Book Thoughts by Rachelle
I have continued to think of this story long after turning the final page. Donaldina Cameron’s life was full of exemplary service, adventure, romance, heartbreak, and love. Heather Moore has captured this story in a way that makes me feel that I could be friends with Dolly. She has shed light on a part of history–a dark part and yet a light part as well– that will change the way you see San Francisco’s Chinatown forever.
This story takes place around 1895 to the early 1900s and follows the powerful force of a single woman, Donaldina Cameron known as Dolly, and the Occidental Mission Home for Girls. The author has created an intricate setting with historical details and careful weaving of actual events into a book that expands on what it might have been like to live during that time. When we meet Mei Lien and see with excruciating emotion what these young Chinese girls were put through, you’ll find yourself wishing that you lived during Dolly’s time so you could help those girls–at least that’s how I felt!
The author includes notes on each chapter, research details and references, all while providing a riveting story that will pull you in and keep you thinking about Dolly, Mei Lien, and her other “daughters” for a long time to come.
I recommend this book and I hope you’ll be touched by this story in a similar way.
Here’s more about the book:
A powerful story based on true events surrounding Donaldina Cameron and other brave women who fought to help Chinese-American women escape discrimination and slavery in the late 19th century in California.

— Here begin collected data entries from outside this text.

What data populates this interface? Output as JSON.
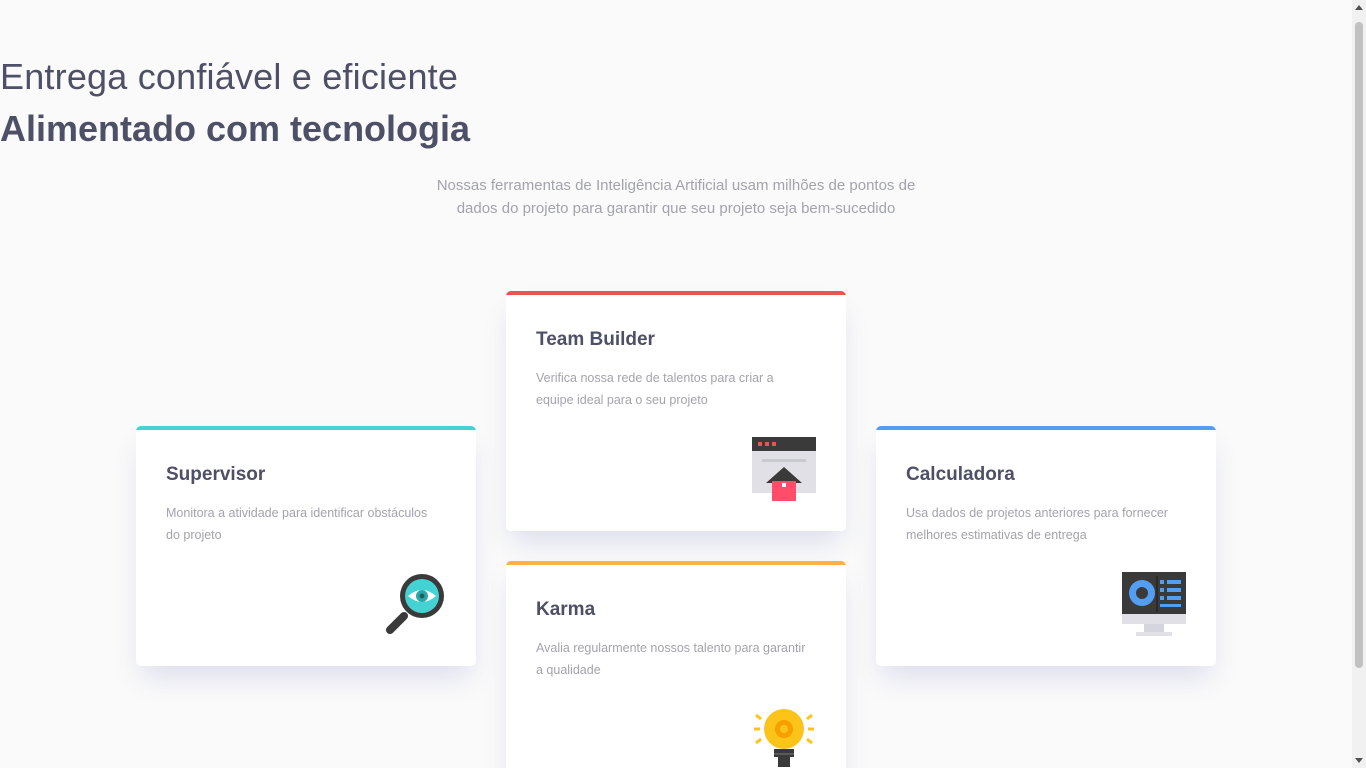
{
  "hero": {
    "title_light": "Entrega confiável e eficiente",
    "title_bold": "Alimentado com tecnologia",
    "subtitle": "Nossas ferramentas de Inteligência Artificial usam milhões de pontos de dados do projeto para garantir que seu projeto seja bem-sucedido"
  },
  "cards": {
    "supervisor": {
      "title": "Supervisor",
      "description": "Monitora a atividade para identificar obstáculos do projeto",
      "accent": "#44d3d2",
      "icon": "magnifier-eye-icon"
    },
    "team_builder": {
      "title": "Team Builder",
      "description": "Verifica nossa rede de talentos para criar a equipe ideal para o seu projeto",
      "accent": "#ea5454",
      "icon": "team-builder-window-icon"
    },
    "calculadora": {
      "title": "Calculadora",
      "description": "Usa dados de projetos anteriores para fornecer melhores estimativas de entrega",
      "accent": "#549ef2",
      "icon": "monitor-dashboard-icon"
    },
    "karma": {
      "title": "Karma",
      "description": "Avalia regularmente nossos talento para garantir a qualidade",
      "accent": "#fcaf4a",
      "icon": "lightbulb-icon"
    }
  }
}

When Donaldina Cameron arrives at the Occidental Mission Home for Girls in 1895, she intends to teach sewing skills to young Chinese women immigrants, but, within days, she discovers that the job is much more complicated than perfect stitches and even hems. San Francisco has a dark side, one where a powerful underground organization–the criminal tong–brings Chinese young women to America to sell them as slaves. With the help of Chinese interpreters and the Chinatown police squad, Donaldina becomes a tireless social reformer to stop the abominable slave and prostitution trade.

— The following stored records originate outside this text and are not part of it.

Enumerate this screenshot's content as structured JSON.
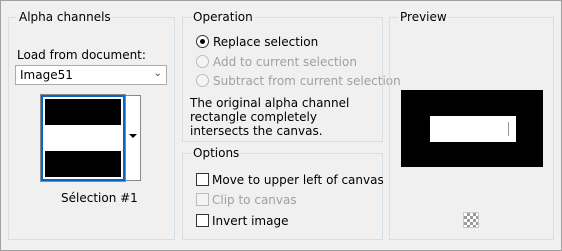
{
  "alpha_group": {
    "title": "Alpha channels",
    "load_label": "Load from document:",
    "document_value": "Image51",
    "selection_name": "Sélection #1"
  },
  "operation_group": {
    "title": "Operation",
    "options": [
      {
        "label": "Replace selection",
        "selected": true,
        "enabled": true
      },
      {
        "label": "Add to current selection",
        "selected": false,
        "enabled": false
      },
      {
        "label": "Subtract from current selection",
        "selected": false,
        "enabled": false
      }
    ],
    "description": "The original alpha channel rectangle completely intersects the canvas."
  },
  "options_group": {
    "title": "Options",
    "checkboxes": [
      {
        "label": "Move to upper left of canvas",
        "checked": false,
        "enabled": true
      },
      {
        "label": "Clip to canvas",
        "checked": false,
        "enabled": false
      },
      {
        "label": "Invert image",
        "checked": false,
        "enabled": true
      }
    ]
  },
  "preview_group": {
    "title": "Preview"
  },
  "colors": {
    "background": "#f0f0f0",
    "group_border": "#d5dfe5",
    "selection_highlight": "#0a64c8",
    "disabled_text": "#a0a0a0"
  }
}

Mei Lien believes she is sailing to the “Gold Mountain” in America to become the wife of a rich Chinese man.Instead she finds herself sold into prostitution–beaten, starved, and forced into an opium addiction. It is only after a narrow escape that she hears of the mission home and dares to think there might be hope for a new life.
The Paper Daughters of Chinatown throws new light on the age-old scourge of human trafficking. The heroes who fought this evil and the victims who triumphed over it more than a hundred years ago offer a bright example of courage and determination for anyone wishing for a better world.